El amor a la libertad personal es una de esas inagotables fuentes de sentido, pues resulta «una consecuencia de la filiación divina del cristiano, y la raíz o medio, como se prefiera decir, de su trabajo apostólico en el mundo: es, desde luego, uno de los temas preferidos por Escrivá de Balaguer, y como un distintivo del Opus Dei, el punto socialmente más delicado, y a la vez más importante de su fisonomía espiritual» [2]. Él mismo lo declaraba así: «no quiero sino ayudar por los caminos del espíritu a la libertad y a la dignidad del hombre» [3]. El eros pedagogicus que –al decir de P. Berglar– era «característica fundamental y específica de la personalidad de S. Josemaría Escrivá de Balaguer» [4], le llevaba a insistir en la responsabilidad como la otra cara de la libertad [5]; consideración necesaria para no confundir el genuino sentido de ésta. No es que esta idea, como muchas de las que vendrán después en el texto en torno a la libertad (libertad que no debe confundirse con el libertinaje, que el que abusa de ella acaba perdiéndola, etc.) así como la idea de que unidad no significa uniformidad, y otras; no es que sean ideas originales o novedosas: ya en la época del san Josemaría Escrivá eran patrimonio común.
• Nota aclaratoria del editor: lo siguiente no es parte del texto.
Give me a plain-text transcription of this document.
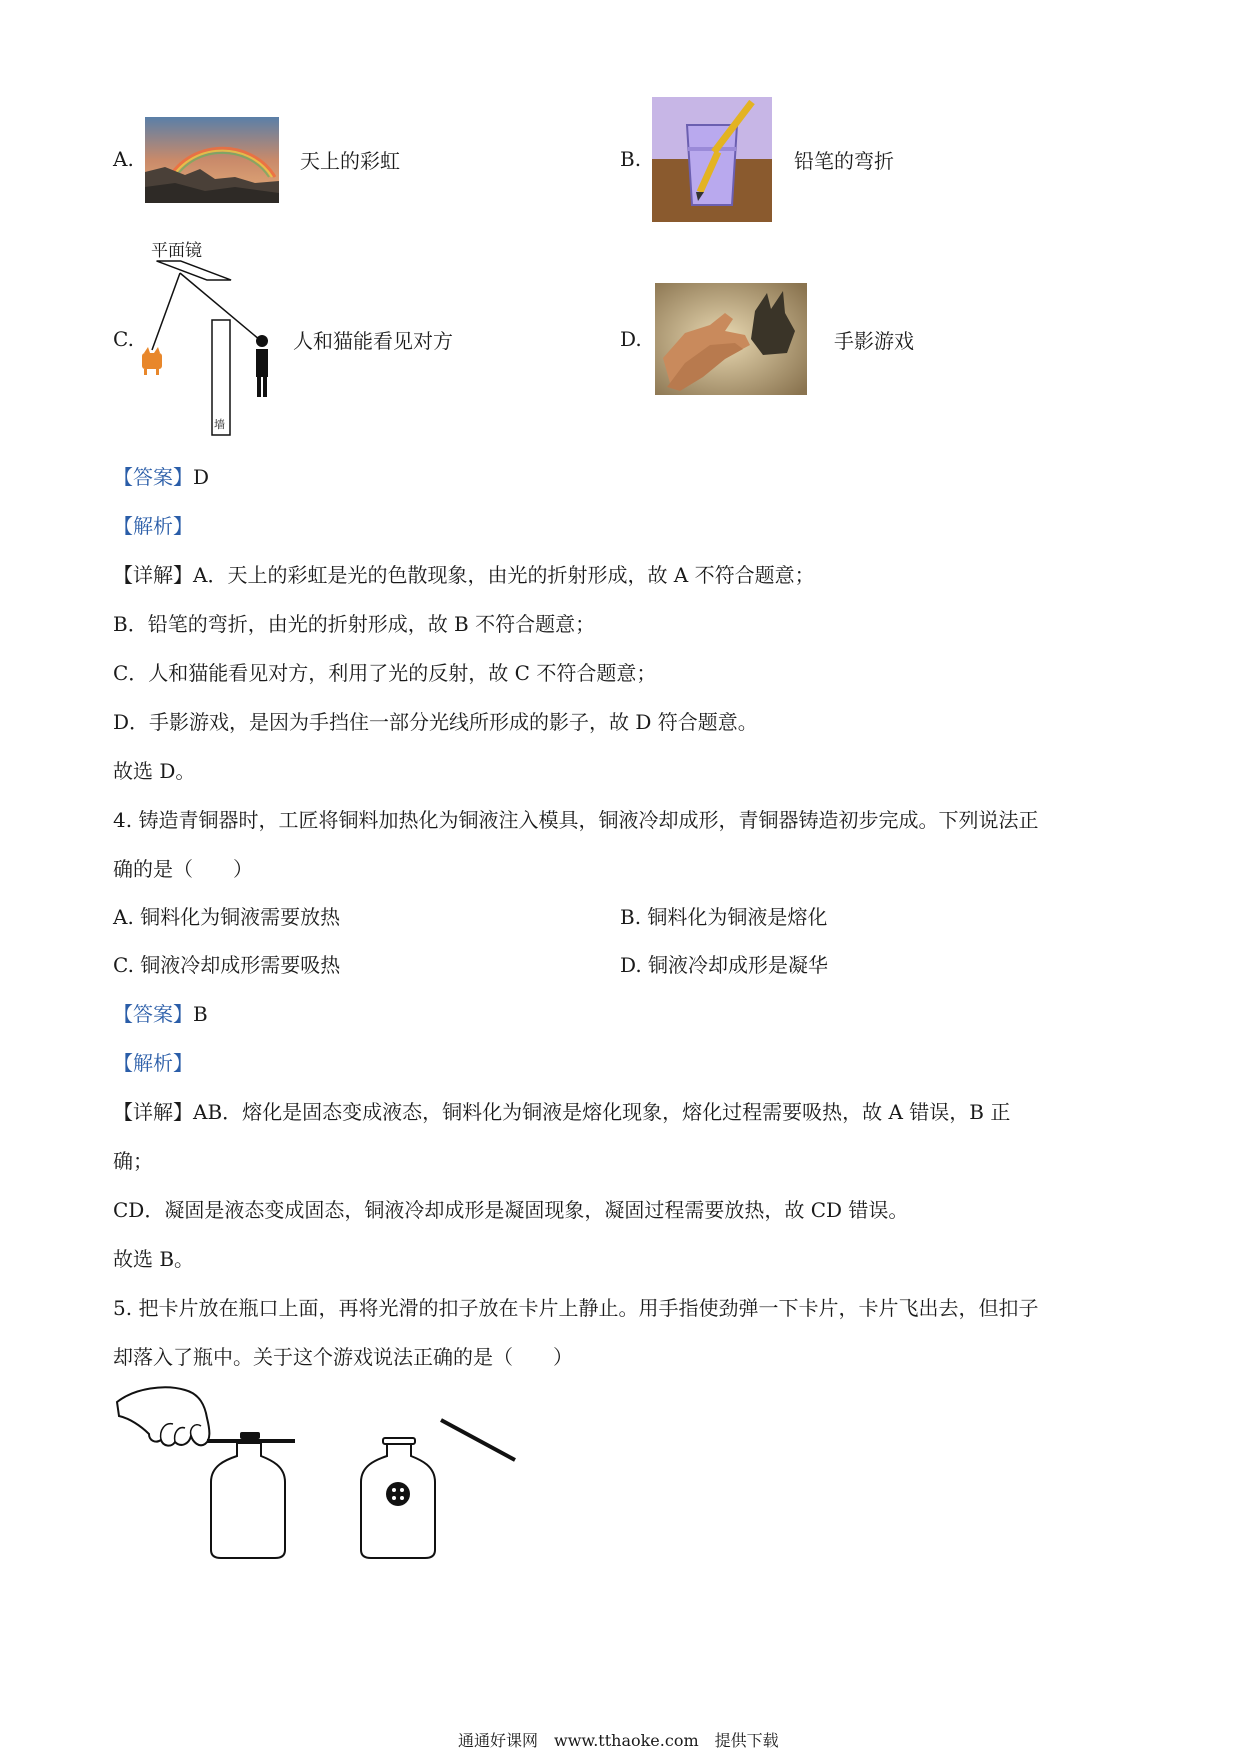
A.	天上的彩虹	B.	铅笔的弯折
C.
平面镜
墙
人和猫能看见对方	D.	手影游戏
【答案】D
【解析】
【详解】A．天上的彩虹是光的色散现象，由光的折射形成，故 A 不符合题意；
B．铅笔的弯折，由光的折射形成，故 B 不符合题意；
C．人和猫能看见对方，利用了光的反射，故 C 不符合题意；
D．手影游戏，是因为手挡住一部分光线所形成的影子，故 D 符合题意。
故选 D。
4. 铸造青铜器时，工匠将铜料加热化为铜液注入模具，铜液冷却成形，青铜器铸造初步完成。下列说法正
确的是（　　）
A. 铜料化为铜液需要放热	B. 铜料化为铜液是熔化
C. 铜液冷却成形需要吸热	D. 铜液冷却成形是凝华
【答案】B
【解析】
【详解】AB．熔化是固态变成液态，铜料化为铜液是熔化现象，熔化过程需要吸热，故 A 错误，B 正
确；
CD．凝固是液态变成固态，铜液冷却成形是凝固现象，凝固过程需要放热，故 CD 错误。
故选 B。
5. 把卡片放在瓶口上面，再将光滑的扣子放在卡片上静止。用手指使劲弹一下卡片，卡片飞出去，但扣子
却落入了瓶中。关于这个游戏说法正确的是（　　）
通通好课网　www.tthaoke.com　提供下载
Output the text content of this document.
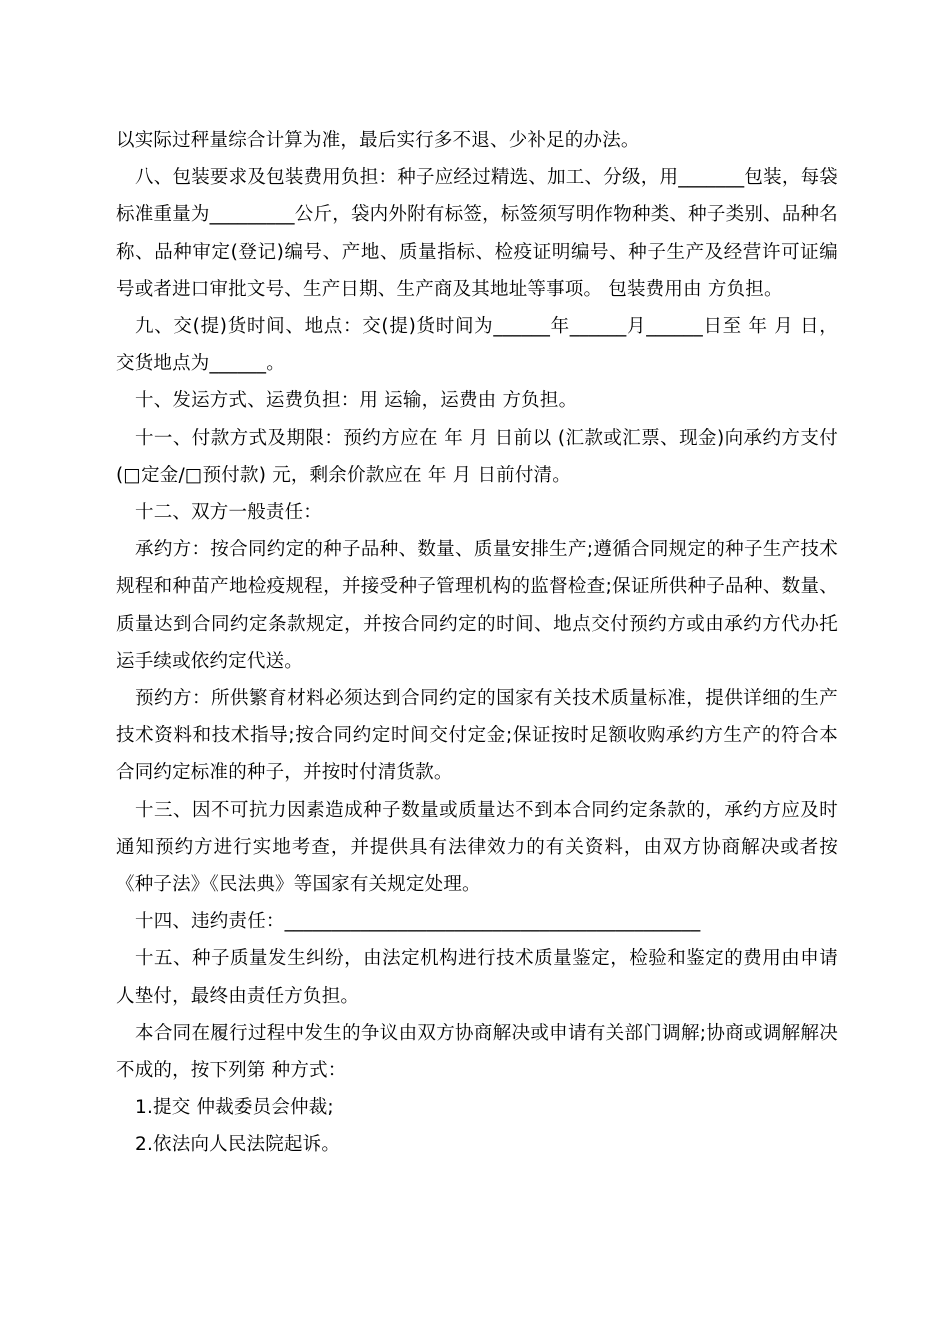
以实际过秤量综合计算为准，最后实行多不退、少补足的办法。

八、包装要求及包装费用负担：种子应经过精选、加工、分级，用_______包装，每袋标准重量为_________公斤，袋内外附有标签，标签须写明作物种类、种子类别、品种名称、品种审定(登记)编号、产地、质量指标、检疫证明编号、种子生产及经营许可证编号或者进口审批文号、生产日期、生产商及其地址等事项。 包装费用由 方负担。

九、交(提)货时间、地点：交(提)货时间为______年______月______日至 年 月 日，交货地点为______。

十、发运方式、运费负担：用 运输，运费由 方负担。

十一、付款方式及期限：预约方应在 年 月 日前以 (汇款或汇票、现金)向承约方支付(□定金/□预付款) 元，剩余价款应在 年 月 日前付清。

十二、双方一般责任：

承约方：按合同约定的种子品种、数量、质量安排生产;遵循合同规定的种子生产技术规程和种苗产地检疫规程，并接受种子管理机构的监督检查;保证所供种子品种、数量、质量达到合同约定条款规定，并按合同约定的时间、地点交付预约方或由承约方代办托运手续或依约定代送。

预约方：所供繁育材料必须达到合同约定的国家有关技术质量标准，提供详细的生产技术资料和技术指导;按合同约定时间交付定金;保证按时足额收购承约方生产的符合本合同约定标准的种子，并按时付清货款。

十三、因不可抗力因素造成种子数量或质量达不到本合同约定条款的，承约方应及时通知预约方进行实地考查，并提供具有法律效力的有关资料，由双方协商解决或者按《种子法》《民法典》等国家有关规定处理。

十四、违约责任：____________________________________________

十五、种子质量发生纠纷，由法定机构进行技术质量鉴定，检验和鉴定的费用由申请人垫付，最终由责任方负担。

本合同在履行过程中发生的争议由双方协商解决或申请有关部门调解;协商或调解解决不成的，按下列第 种方式：

1.提交 仲裁委员会仲裁;

2.依法向人民法院起诉。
Lo que se destaca aquí es que dando por supuesto su existencia, se realza la originalidad con que en algunos casos las ha recogido nuestro autor.
El sentido de la libertad personal en el san Josemaría es pluridimensional por su carácter radical y ofrece otras perspectivas igualmente enriquecedoras. Una de ellas va a ser atendida en este estudio: la exigencia de confianza que la libertad comporta. Esta faceta –la confianza como exigencia natural del ejercicio de la libertad personal– no sólo es compatible con la responsabilidad, sino que cabe decir que es una consecuencia directa de la misma. El cristiano se hace cargo de su libertad respondiendo de sus actos ante Dios y ante los hombres; y la proyecta en el trato con ellos como confianza, siendo así ésta la disposición social básica que debe conformar las relaciones humanas. Si, además, la libertad es «el objetivo esencial de todo proceso de formación, tal como la entiende el Fundador de la Universidad de Navarra» [6], la confianza en los que aprenden y se forman pasa a ser el primer e imprescindible requisito para el educador que quiera realizar verdaderamente una educación en la libertad. Es un principio de rango superior en el orden de la finalidad educativa.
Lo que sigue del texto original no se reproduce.